No processo, Edineia acrescenta que as mães descobrem que autoridade é diferente de autoritarismo e que o bom uso da palavra provoca resultados surpreendentes. “Elas também percebem que um gesto de carinho pode expressar mais do que mil palavras”, conta.

Sem controle

Muitas mães chegam ao T-amar ao perceber que perderam o controle parcial ou total sobre os filhos. Em muitos casos, a autoridade delas é ignorada. Essa era a sensação de Sheila Feijó, de 48 anos, que participou pela primeira vez de uma reunião do T-amar em Viamão (RS). “Tenho dificuldades com meu filho mais velho, ele se envolveu com drogas. Fazia tempo que não conversávamos sem discutir. Atendendo a uma tarefa sugerida na reunião, decidi fazer um café da manhã para ele e escrevi um cartão dizendo que o amava e que ele podia contar comigo. Ele está mais carinhoso e pediu perdão”, diz.

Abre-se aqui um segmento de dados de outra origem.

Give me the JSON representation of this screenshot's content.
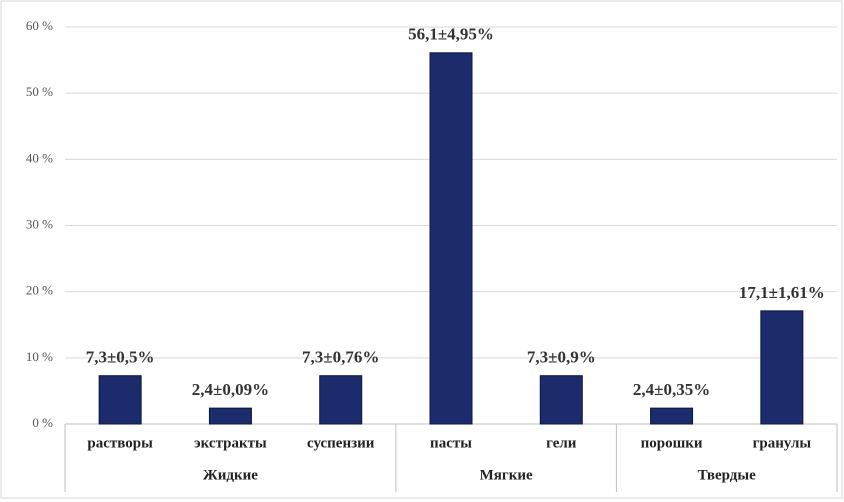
{
  "chart_data": {
    "type": "bar",
    "groups": [
      {
        "name": "Жидкие",
        "categories": [
          "растворы",
          "экстракты",
          "суспензии"
        ]
      },
      {
        "name": "Мягкие",
        "categories": [
          "пасты",
          "гели"
        ]
      },
      {
        "name": "Твердые",
        "categories": [
          "порошки",
          "гранулы"
        ]
      }
    ],
    "values": [
      7.3,
      2.4,
      7.3,
      56.1,
      7.3,
      2.4,
      17.1
    ],
    "value_labels": [
      "7,3±0,5%",
      "2,4±0,09%",
      "7,3±0,76%",
      "56,1±4,95%",
      "7,3±0,9%",
      "2,4±0,35%",
      "17,1±1,61%"
    ],
    "color": "#1b2b6b",
    "ylim": [
      0,
      60
    ],
    "yticks": [
      {
        "value": 0,
        "label": "0 %"
      },
      {
        "value": 10,
        "label": "10 %"
      },
      {
        "value": 20,
        "label": "20 %"
      },
      {
        "value": 30,
        "label": "30 %"
      },
      {
        "value": 40,
        "label": "40 %"
      },
      {
        "value": 50,
        "label": "50 %"
      },
      {
        "value": 60,
        "label": "60 %"
      }
    ],
    "grid": true
  }
}
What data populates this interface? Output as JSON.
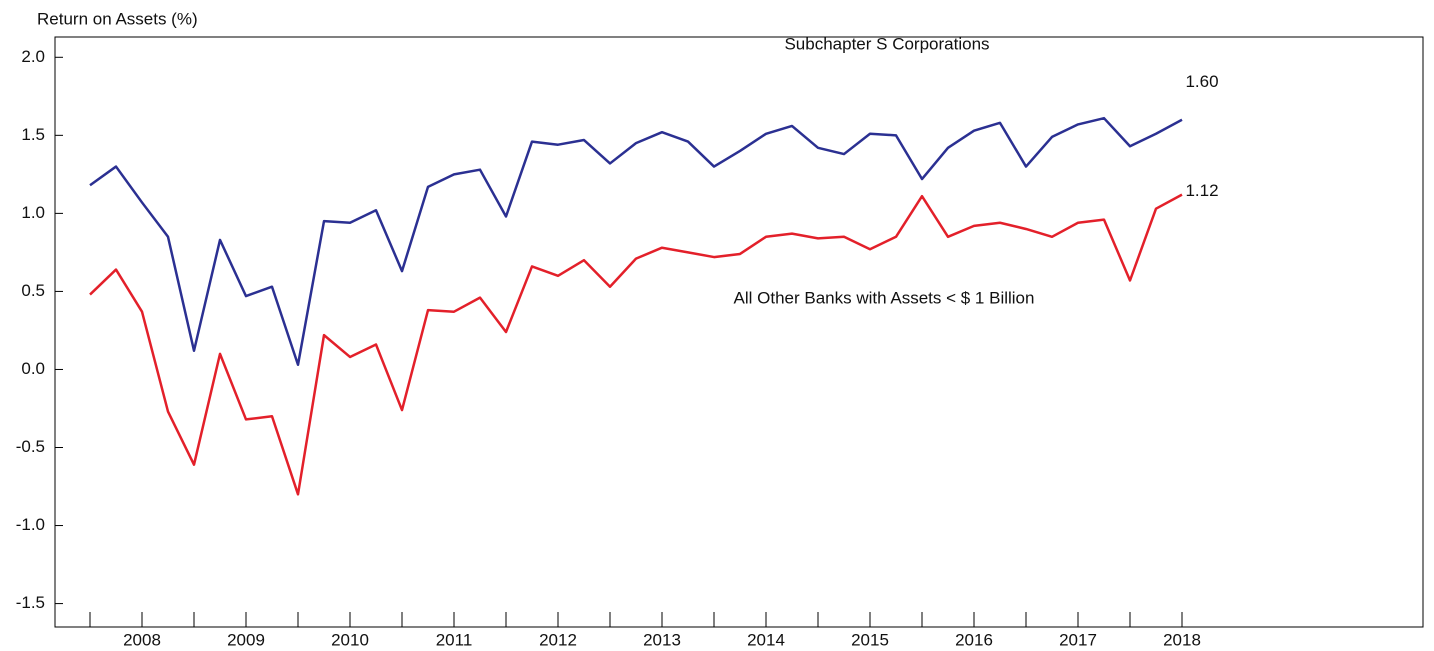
{
  "chart_data": {
    "type": "line",
    "y_axis_label": "Return on Assets (%)",
    "categories": [
      null,
      null,
      "2008",
      null,
      null,
      null,
      "2009",
      null,
      null,
      null,
      "2010",
      null,
      null,
      null,
      "2011",
      null,
      null,
      null,
      "2012",
      null,
      null,
      null,
      "2013",
      null,
      null,
      null,
      "2014",
      null,
      null,
      null,
      "2015",
      null,
      null,
      null,
      "2016",
      null,
      null,
      null,
      "2017",
      null,
      null,
      null,
      "2018"
    ],
    "series": [
      {
        "name": "Subchapter S Corporations",
        "color": "#2b3092",
        "values": [
          1.18,
          1.3,
          1.07,
          0.85,
          0.12,
          0.83,
          0.47,
          0.53,
          0.03,
          0.95,
          0.94,
          1.02,
          0.63,
          1.17,
          1.25,
          1.28,
          0.98,
          1.46,
          1.44,
          1.47,
          1.32,
          1.45,
          1.52,
          1.46,
          1.3,
          1.4,
          1.51,
          1.56,
          1.42,
          1.38,
          1.51,
          1.5,
          1.22,
          1.42,
          1.53,
          1.58,
          1.3,
          1.49,
          1.57,
          1.61,
          1.43,
          1.51,
          1.6
        ],
        "value_labels": [
          null,
          null,
          null,
          null,
          null,
          null,
          null,
          null,
          null,
          null,
          null,
          null,
          null,
          null,
          null,
          null,
          null,
          null,
          null,
          null,
          null,
          null,
          null,
          null,
          null,
          null,
          null,
          null,
          null,
          null,
          null,
          null,
          null,
          null,
          null,
          null,
          null,
          null,
          null,
          null,
          null,
          null,
          "1.60"
        ]
      },
      {
        "name": "All Other Banks with Assets < $ 1 Billion",
        "color": "#e3202a",
        "values": [
          0.48,
          0.64,
          0.37,
          -0.27,
          -0.61,
          0.1,
          -0.32,
          -0.3,
          -0.8,
          0.22,
          0.08,
          0.16,
          -0.26,
          0.38,
          0.37,
          0.46,
          0.24,
          0.66,
          0.6,
          0.7,
          0.53,
          0.71,
          0.78,
          0.75,
          0.72,
          0.74,
          0.85,
          0.87,
          0.84,
          0.85,
          0.77,
          0.85,
          1.11,
          0.85,
          0.92,
          0.94,
          0.9,
          0.85,
          0.94,
          0.96,
          0.57,
          1.03,
          1.12
        ],
        "value_labels": [
          null,
          null,
          null,
          null,
          null,
          null,
          null,
          null,
          null,
          null,
          null,
          null,
          null,
          null,
          null,
          null,
          null,
          null,
          null,
          null,
          null,
          null,
          null,
          null,
          null,
          null,
          null,
          null,
          null,
          null,
          null,
          null,
          null,
          null,
          null,
          null,
          null,
          null,
          null,
          null,
          null,
          null,
          "1.12"
        ]
      }
    ],
    "ylim": [
      -1.65,
      2.13
    ],
    "yticks": [
      {
        "value": 2,
        "label": "2.0"
      },
      1.5,
      {
        "value": 1,
        "label": "1.0"
      },
      0.5,
      {
        "value": 0,
        "label": "0.0"
      },
      -0.5,
      {
        "value": -1,
        "label": "-1.0"
      },
      -1.5
    ]
  }
}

Sheila afirma que o projeto também está fazendo bem para a relação dela com os outros filhos – uma jovem de 20 anos e um rapaz de 26 anos – e com o neto, de 11 anos. “Me renovo a cada encontro e aprendo a ser uma mãe melhor”, ressalta.

Equilíbrio

Lígia Maria dos Santos, de 32 anos, começou a frequentar as reuniões do T-amar em meados de 2015, em Del Castilho (RJ). Na época, ela enfrentava o fim de um casamento de oito anos, a morte da mãe, a depressão do pai e a demissão no trabalho. Os problemas se refletiam na relação dela com a filha Laura, de 7 anos. “Tudo isso mexeu com o psicológico e a fala da Laura. Deixei de brincar com ela, de sorrir.”

As duas já passavam por tratamento médico, mas a recuperação ainda não era completa. “A equipe do T-amar é muito unida e me deu carinho e atenção. Reaprendi que preciso ter momentos para sentar e brincar com a minha filha”, destaca. Laura conseguiu superar os problemas na fala e melhorou o desempenho escolar. “Aprendi que posso crescer como mulher e mãe.”

 


Já Isonete da Silva, de 34 anos, (foto ao lado)começou a participar das reuniões do T-amar em São Paulo (SP) porque se sentia sobrecarregada. Ela cuida sozinha do filho Davi, de 3 anos. “Eu era agressiva, batia e ele respondia com agressividade, ficava chateado. Hoje eu procuro conversar, explico as coisas. Ele está mais calmo, mais obediente”, conclui.

Como participar

Os encontros acontecem todo segundo domingo do mês nas principais capitais do Brasil.

Em São Paulo, capital, eles são realizados no 10º andar do Templo de Salomão, às 15 horas, na Av. Celso Garcia, 605 – Brás.